この状態で再度 CloudFront ディストリビューションドメインにアクセスしてみると

S3 に格納されているメンテナンス画面に遷移しました。事前に設定しておくと、万が一 EC2 が停止してしまっても、このように自動的に遷移してくれることがわかりました。ちなみに、EC2 が停止してからメンテナンス画面に遷移するまでは、約 3 分ほどかかっています。
本筋とは関係ないですが、先述したとおり このメンテナンス画面は ChatfGPT に作成してもらったものです。「メンテナンス画面を表示するための HTML ファイルを作成して」というプロンプトだけでこれだけのクオリティで HTML ファイルを作成してくれるので、大変便利ですね。
Amazon CloudFront を使ってメンテナンス画面に切り替えてみた(まとめ)
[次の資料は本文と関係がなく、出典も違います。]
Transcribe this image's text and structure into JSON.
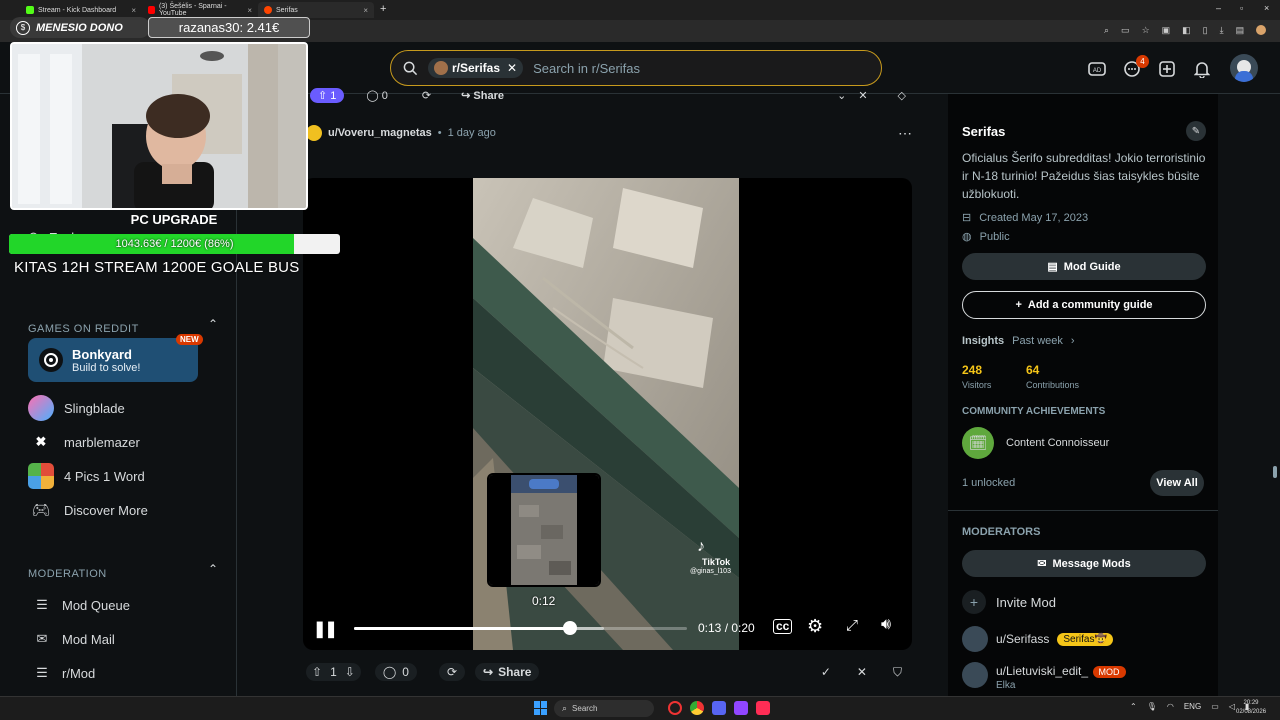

本ブログでは Amazon CloudFront の設定のみでメンテナンス画面を表示させる方法をご紹介しました。メンテナンス画面を表示させる方法としては、他にも Route53 や ALB を使う方法や、Amazon CloudFront のフェイルオーバーを使う方法など様々あります。是非ご自分の環境にあった方法で、メンテナンス表示を実装してみてください。
お読みいただきありがとうございました。